Wednesday, March 30, 2011

Finally! It came!

I FINALLY GOT LETTERS!

Yay me!

I was having a bad day on Sunday, I didn't get much sleep because I had a closing shift at work, then had my route and then opened the following morning. And then to top it off I went to church. While at church I left my phone in the car.


When I got out of church and checked my phone, Shawn's mom said he had called! He was doing good and misses us all! I quickly checked my phone for a missed call. Of course there was none. He is only allowed one call. But I had hope. From now on I've decided to keep my phone with me at all times. Just in case.


But she also said that I received two letters from him. He sends them with his families letter to his house. I picked them up Monday from his mom at work. I couldn't wait to read what he had to say!

The first one I opened was actually the second of the two, but as I was reading he mentioned going to church again and a Elder Squire. I couldn't believe what I had just read.

I hurried to the next letter and sure enough he says "Oh by the way, I'm going to Mormon Church." He enjoys it a lot. And they feed him lol.


I started crying. Have I mentioned I miss my boyfriend?

Waiting for a letter or some kinda of evidence that he does still exists is torture. I write him every day, about everything and nothing. I sometimes think I write to much, but he said he loves hearing from me. I did warn him before he left though, I said I like to talk a lot, I change my mind on a daily basis and I love to write. So be warned now, you'll get a lot of letters. And he has. Letters and lots of pictures.

Anyways, just thought I would fill in everyone, if anyone, is reading this.

Only five weeks before Graduation!

Monday, March 21, 2011

Day 14

Koda got a bath today. Might I add that he hates baths? He whimpers, it's actually pretty cute.

Saturday, March 19, 2011

Keeping Positive.

It would be so easy to just close myself off to the world.

Sometimes I want to.

With all thats going on and Shawn being gone and being back at home,

it gets hard to keep positive.

But I've got so many great and wonderful friends who wont let that happen.

If I don't suggest we hang out, they will.

If theres a party going on, they'll make me go. They would drag me out of bed in

just p.j's to get me going.

I've been thinking about all the blessing I have. All the great things I have.

Who needs to be down when you've got such things?

So from now on, all things positive.

At least I'll try.


On a positive note.

Shawn got to call home. He only got one phone call, so I wasnt able to talk to him.

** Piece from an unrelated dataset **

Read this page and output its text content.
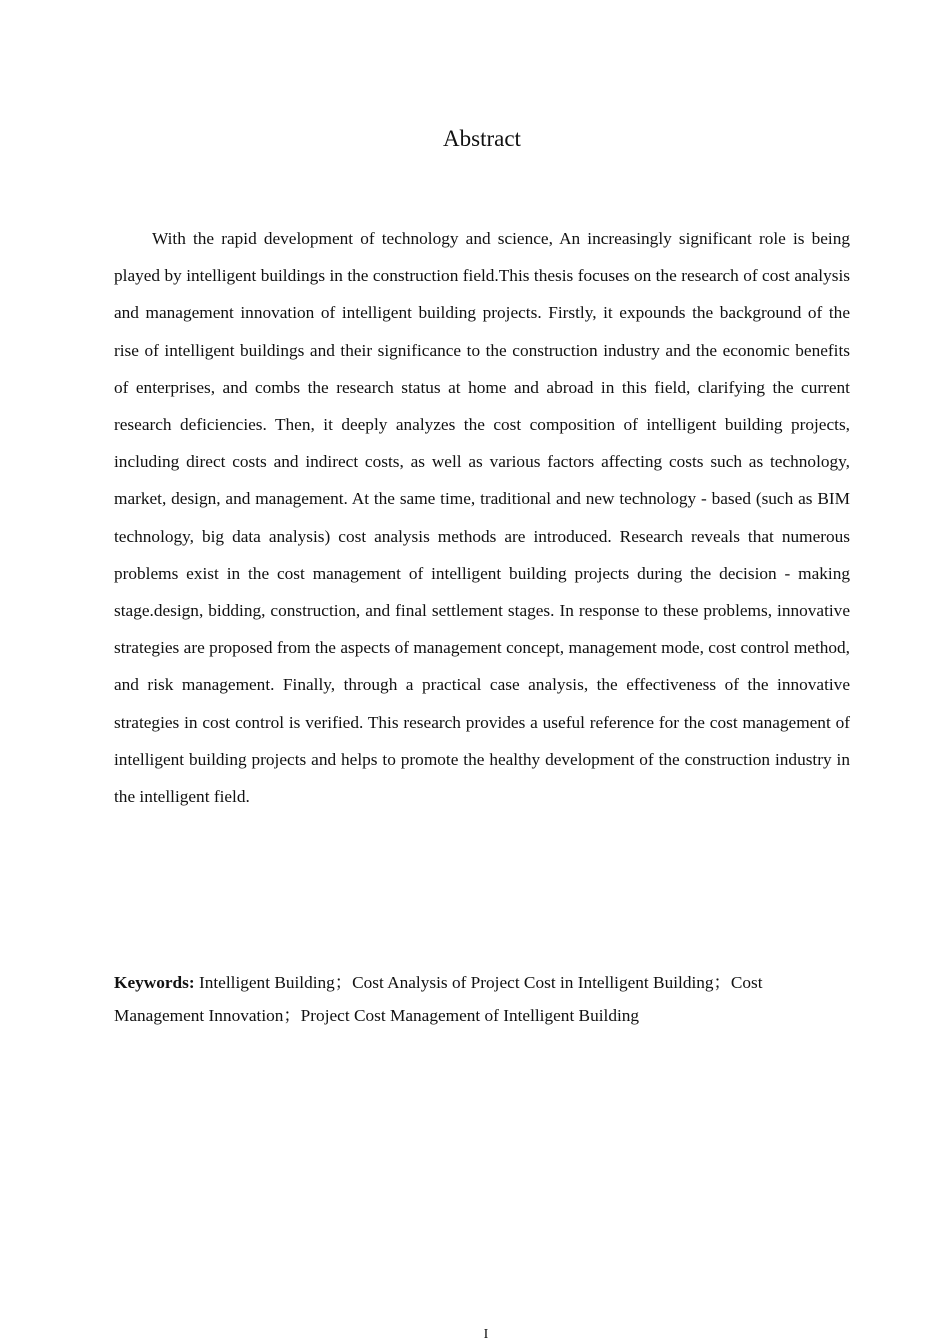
Abstract

With the rapid development of technology and science, An increasingly significant role is being played by intelligent buildings in the construction field.This thesis focuses on the research of cost analysis and management innovation of intelligent building projects. Firstly, it expounds the background of the rise of intelligent buildings and their significance to the construction industry and the economic benefits of enterprises, and combs the research status at home and abroad in this field, clarifying the current research deficiencies. Then, it deeply analyzes the cost composition of intelligent building projects, including direct costs and indirect costs, as well as various factors affecting costs such as technology, market, design, and management. At the same time, traditional and new technology - based (such as BIM technology, big data analysis) cost analysis methods are introduced. Research reveals that numerous problems exist in the cost management of intelligent building projects during the decision - making stage.design, bidding, construction, and final settlement stages. In response to these problems, innovative strategies are proposed from the aspects of management concept, management mode, cost control method, and risk management. Finally, through a practical case analysis, the effectiveness of the innovative strategies in cost control is verified. This research provides a useful reference for the cost management of intelligent building projects and helps to promote the healthy development of the construction industry in the intelligent field.

Keywords: Intelligent Building；Cost Analysis of Project Cost in Intelligent Building；Cost Management Innovation；Project Cost Management of Intelligent Building

I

He hadnt gotten any of our letters, but he's doing good. Said he misses me and loves me very much. It made me almost cry when his mom told me that.

Tuesday, March 15, 2011

One down, five to go.

A week down, only five more to go before I fly down for Shawn's graduation.
I'm telling you, this sucks. I have no idea how my aunt does it. Going to work before one used to mean seeing Shawn. I'm used to getting off late at night and Shawn would be there waiting for me by my car. I used to have a bad day and he would be there with a rose and a hug to make it all better. Now that he is gone, it feels like I'm all alone.
I know that is not really the case. But it still feels like it. It's one thing to have family and friends for support and to be there with, but its a whole different story to have your speacial someone there. I do understand that this is for the best in the long run. That he is doing his best and serving out Country so that we can be Free. And I love that that is the case. I know I shouldnt whine or complain, that I need to get used to it. And that others have gone through longer.
But can I just say I miss him?
His laugh, his smile, his arms holding me tight. His hands fitting perfect with mine. The surprise visits, the Monster drinks, I even miss him sneaking up behind me and scaring the crap out of me. The way he would listen to all my crazy plans and dreams, and give me input on all I say. I miss hearing, here comes Kimber and Shawn. Like two peas in a pod, always together.
Just a few more months and it will be that way again.
Only 251 days and counting.

Thursday, March 10, 2011

And he's off!


Shawn left Tuesady morning at Six am. I drove in with him, his mom and dad. We met up with his grandparents and headed to the airport around 3:30. We stayed with him until 5, when it was clear he needed to get in the security line. There were no tears shed. Not at the airport anyways. He's going to be gone until probably November sometime. 8 months. 255 days. I get to see him in May, when he graduates from Basic. Then he'll be in Texas at Lackland till August and the Dobbins AFB in Georgia for three months after that. I'll miss him, no idea what I'm going to do with out him for that long, only been two days and already I wish he was here. But he's off to serve the Country, so thats good.

Koda Bear

This is my Koda Bear. Named after the little bear in the movie Brother Bear. Because he just looks like a teddy bear. I got him from one of my friends, boyfriend. He was born around Christmas time. He's a Lab/Husky mix. Got a lot of energy, but yet sleeps almost all day. He's a super smart puppy, knows how to sit and lay down, almost shake and is for the most part potty trained. He's my baby.